The Civil Contingencies Authority (CCA), which Chief Minister Deputy Peter Ferbrache chairs, was included in Private Eye's Rotten Boroughs Awards of 2021 over its handling of the visit to Guernsey of British and Irish Lions' rugby coach Warren Gatland.
At Easter last year, Mr Gatland visited Guernsey to assess the island as a potential training camp for the Lions.
This was at a time when anyone coming to island was required to isolate immediately for two weeks.

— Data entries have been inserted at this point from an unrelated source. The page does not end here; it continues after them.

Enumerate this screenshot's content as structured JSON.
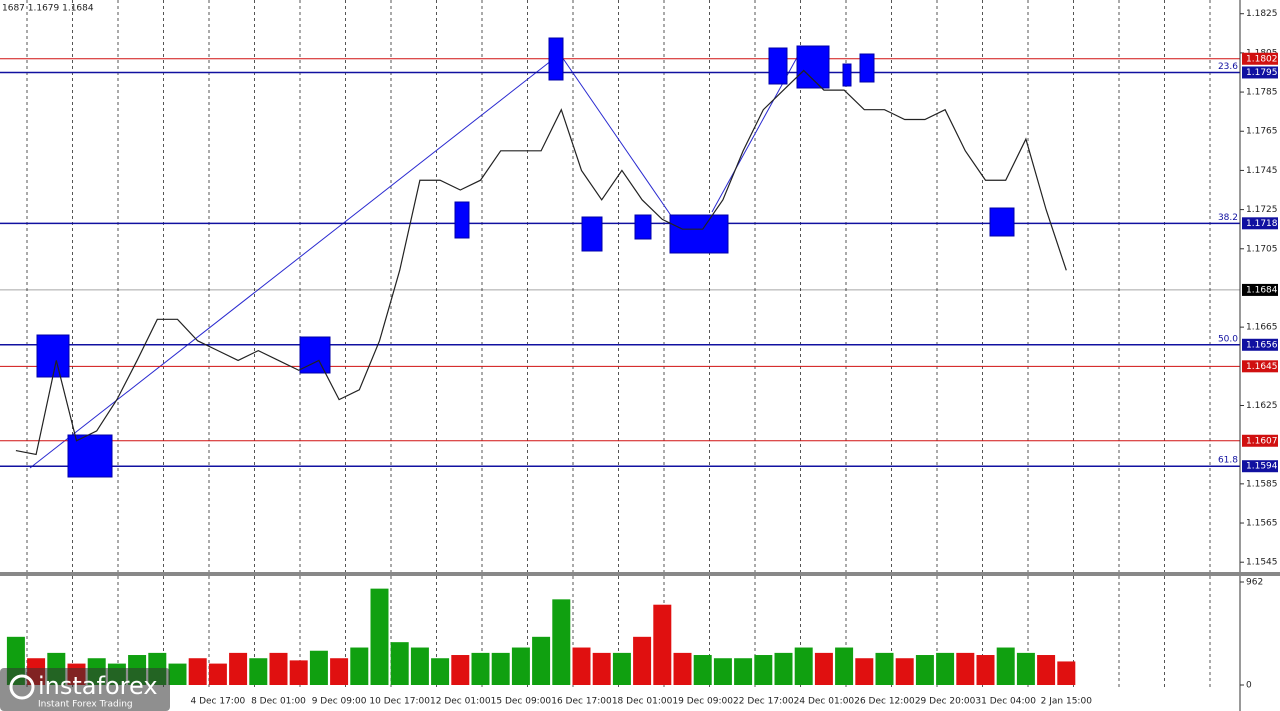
{
  "chart_data": [
    {
      "type": "line",
      "header": "1687 1.1679 1.1684",
      "categories": [
        null,
        null,
        null,
        null,
        null,
        null,
        null,
        null,
        null,
        null,
        "4 Dec 17:00",
        null,
        null,
        "8 Dec 01:00",
        null,
        null,
        "9 Dec 09:00",
        null,
        null,
        "10 Dec 17:00",
        null,
        null,
        "12 Dec 01:00",
        null,
        null,
        "15 Dec 09:00",
        null,
        null,
        "16 Dec 17:00",
        null,
        null,
        "18 Dec 01:00",
        null,
        null,
        "19 Dec 09:00",
        null,
        null,
        "22 Dec 17:00",
        null,
        null,
        "24 Dec 01:00",
        null,
        null,
        "26 Dec 12:00",
        null,
        null,
        "29 Dec 20:00",
        null,
        null,
        "31 Dec 04:00",
        null,
        null,
        "2 Jan 15:00"
      ],
      "values": [
        1.1602,
        1.16,
        1.1648,
        1.1607,
        1.1612,
        1.1628,
        1.1648,
        1.1669,
        1.1669,
        1.1658,
        1.1653,
        1.1648,
        1.1653,
        1.1648,
        1.1643,
        1.1648,
        1.1628,
        1.1633,
        1.1658,
        1.1694,
        1.174,
        1.174,
        1.1735,
        1.174,
        1.1755,
        1.1755,
        1.1755,
        1.1776,
        1.1745,
        1.173,
        1.1745,
        1.173,
        1.172,
        1.1715,
        1.1715,
        1.173,
        1.1755,
        1.1776,
        1.1786,
        1.1796,
        1.1786,
        1.1786,
        1.1776,
        1.1776,
        1.1771,
        1.1771,
        1.1776,
        1.1755,
        1.174,
        1.174,
        1.1761,
        1.1725,
        1.1694
      ],
      "color": "#222222",
      "ylim": [
        1.154,
        1.1832
      ],
      "yticks": [
        1.1825,
        1.1805,
        1.1785,
        1.1765,
        1.1745,
        1.1725,
        1.1705,
        1.1665,
        1.1625,
        1.1585,
        1.1565,
        1.1545
      ],
      "levels": [
        {
          "value": 1.1802,
          "color": "#d01010"
        },
        {
          "value": 1.1795,
          "color": "#1010a0",
          "fib": "23.6"
        },
        {
          "value": 1.1718,
          "color": "#1010a0",
          "fib": "38.2"
        },
        {
          "value": 1.1684,
          "color": "#000000"
        },
        {
          "value": 1.1656,
          "color": "#1010a0",
          "fib": "50.0"
        },
        {
          "value": 1.1645,
          "color": "#d01010"
        },
        {
          "value": 1.1607,
          "color": "#d01010"
        },
        {
          "value": 1.1594,
          "color": "#1010a0",
          "fib": "61.8"
        }
      ],
      "watermark": "instaforex",
      "watermark_sub": "Instant Forex Trading"
    },
    {
      "type": "bar",
      "values": [
        450,
        250,
        300,
        200,
        250,
        200,
        280,
        300,
        200,
        250,
        200,
        300,
        250,
        300,
        230,
        320,
        250,
        350,
        900,
        400,
        350,
        250,
        280,
        300,
        300,
        350,
        450,
        800,
        350,
        300,
        300,
        450,
        750,
        300,
        280,
        250,
        250,
        280,
        300,
        350,
        300,
        350,
        250,
        300,
        250,
        280,
        300,
        300,
        280,
        350,
        300,
        280,
        220
      ],
      "up_color": "#10a010",
      "down_color": "#e01010",
      "ylim": [
        0,
        962
      ],
      "yticks": [
        0,
        962
      ]
    }
  ]
}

Mr Gatland was given permission to meet several politicians and senior States of Guernsey officials.
The move led to strong criticism from some States Members and islanders.
Pictured: Deputy Ferbrache said the version of events set out by Private Eye, published in print edition 1564 and online, were "nonsense".
They argued that giving Mr Gatland permission to move around more freely than other arrivals in the island sent mixed messages about the importance of following isolation rules.
However, on revisiting the story in light of Private Eye’s article during this week's Bailiwick Podcast interview, Deputy Ferbrache firmly believes that he and his colleagues made the right decisions at the time and that Private Eye has got it completely wrong.
“[The article] was nonsense because: a) Dr Brink and I didn’t go to the dinner - we were accused and we never went and b) I didn’t go as a member of the Civil Contingencies Authority," Deputy Ferbrache told the podcast.
“Paul Whitfield [then Chief Executive of the States] did a very good thing.
"He’s a rugby man and thought if we could get Warren Gatland’s rugby team to spend some of their time in Guernsey that would be great. It was a fantastic idea.”
CLICK TO LISTEN: CCA Chair Deputy Peter Ferbrache was this week's Bailiwick Podcast interviewee.
He continued: “I come up to ‘meet and greet’ as the Chief Minister, to welcome Mr Gatland. There were other people there and we were all socially distanced. Dr Brink was there and we all complied with every single rule.
“There was an argument about whether it was lunch or not. I think that’s a bit of an arid argument now.
"All of a sudden someone said there were a few sandwiches at the back. I had a few sandwiches and so did other people. I don’t know if that’s lunch or not.
"That was it."
Pictured: Warren Gatland's British and Irish Lions eventually went to Jersey for their training camp.
Deputy Ferbrache said he has no intention of trying to find out who alerted Private Eye to the story and he thinks there is “no point in asking for a correction" from the magazine.
“It’s complete and utter rubbish," he said.
Elsewhere in the interview, he discussed plans to buy a ferry for Condor to protect the island's sea links, and the fact Jersey wasn't told.